When that white dandelion appeared in my imagination, it struck me as just the right “residue”—a ghostly plant. I also knew Edgar would find the mark and interpret it as evidence that he hadn’t simply imagined everything, despite being awash in the mundane details of the everyday world. Knowing Edgar, I knew he would obsess about that white spot, conclude it was a stain on his world, try to eliminate it. More importantly, I knew it would give Edgar a tiny bit of tangible evidence of what happened to his father—but evidence only to Edgar.

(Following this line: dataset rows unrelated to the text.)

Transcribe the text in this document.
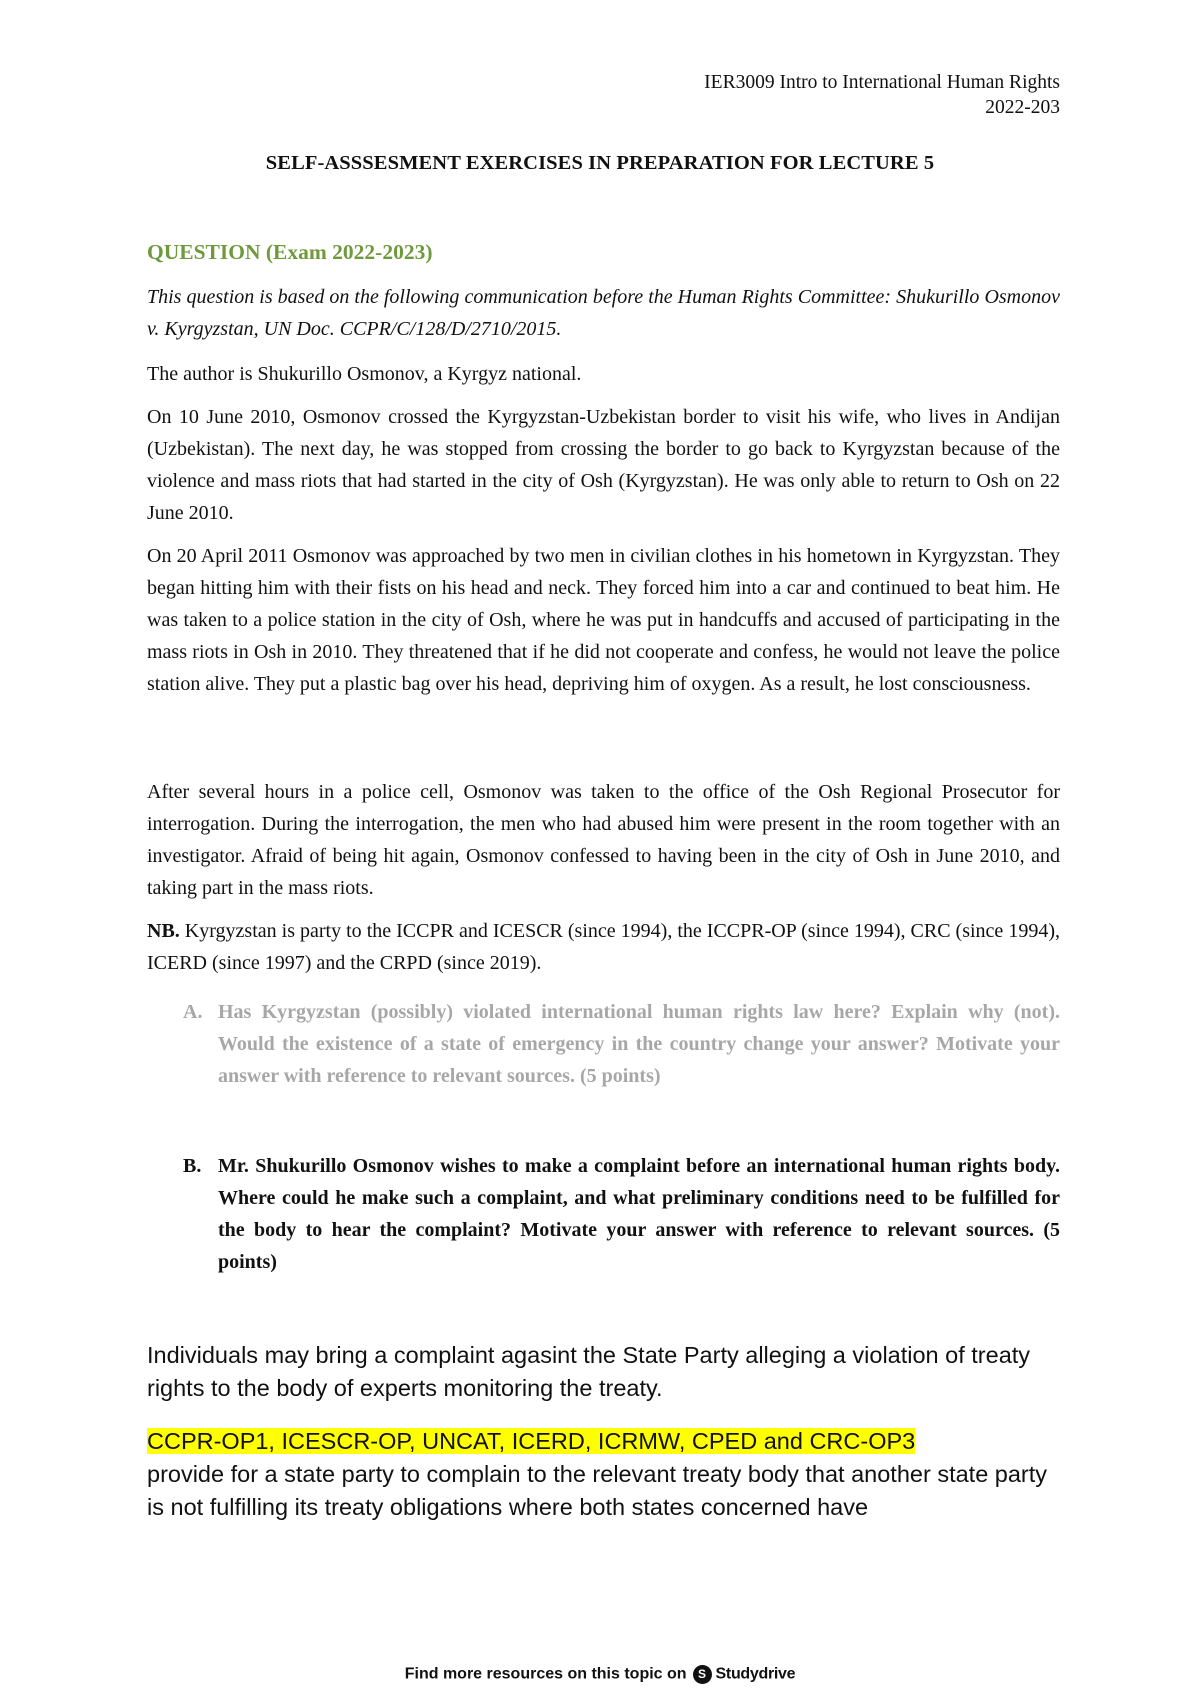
IER3009 Intro to International Human Rights
2022-203
SELF-ASSSESMENT EXERCISES IN PREPARATION FOR LECTURE 5
QUESTION (Exam 2022-2023)
This question is based on the following communication before the Human Rights Committee: Shukurillo Osmonov v. Kyrgyzstan, UN Doc. CCPR/C/128/D/2710/2015.
The author is Shukurillo Osmonov, a Kyrgyz national.
On 10 June 2010, Osmonov crossed the Kyrgyzstan-Uzbekistan border to visit his wife, who lives in Andijan (Uzbekistan). The next day, he was stopped from crossing the border to go back to Kyrgyzstan because of the violence and mass riots that had started in the city of Osh (Kyrgyzstan). He was only able to return to Osh on 22 June 2010.
On 20 April 2011 Osmonov was approached by two men in civilian clothes in his hometown in Kyrgyzstan. They began hitting him with their fists on his head and neck. They forced him into a car and continued to beat him. He was taken to a police station in the city of Osh, where he was put in handcuffs and accused of participating in the mass riots in Osh in 2010. They threatened that if he did not cooperate and confess, he would not leave the police station alive. They put a plastic bag over his head, depriving him of oxygen. As a result, he lost consciousness.
After several hours in a police cell, Osmonov was taken to the office of the Osh Regional Prosecutor for interrogation. During the interrogation, the men who had abused him were present in the room together with an investigator. Afraid of being hit again, Osmonov confessed to having been in the city of Osh in June 2010, and taking part in the mass riots.
NB. Kyrgyzstan is party to the ICCPR and ICESCR (since 1994), the ICCPR-OP (since 1994), CRC (since 1994), ICERD (since 1997) and the CRPD (since 2019).
A. Has Kyrgyzstan (possibly) violated international human rights law here? Explain why (not). Would the existence of a state of emergency in the country change your answer? Motivate your answer with reference to relevant sources. (5 points)
B. Mr. Shukurillo Osmonov wishes to make a complaint before an international human rights body. Where could he make such a complaint, and what preliminary conditions need to be fulfilled for the body to hear the complaint? Motivate your answer with reference to relevant sources. (5 points)
Individuals may bring a complaint agasint the State Party alleging a violation of treaty rights to the body of experts monitoring the treaty.
CCPR-OP1, ICESCR-OP, UNCAT, ICERD, ICRMW, CPED and CRC-OP3
provide for a state party to complain to the relevant treaty body that another state party is not fulfilling its treaty obligations where both states concerned have
Find more resources on this topic on S Studydrive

Many such story details appeared during the initial writing, were propagated throughout the story in the middle drafts and settled into place during the final revision. Mostly, readers don’t (and shouldn’t) notice those details, but they are essential to long-form fiction, each one a strand in the braid that holds the novel together. Only a few—like the white patch—are ever intentionally in the foreground.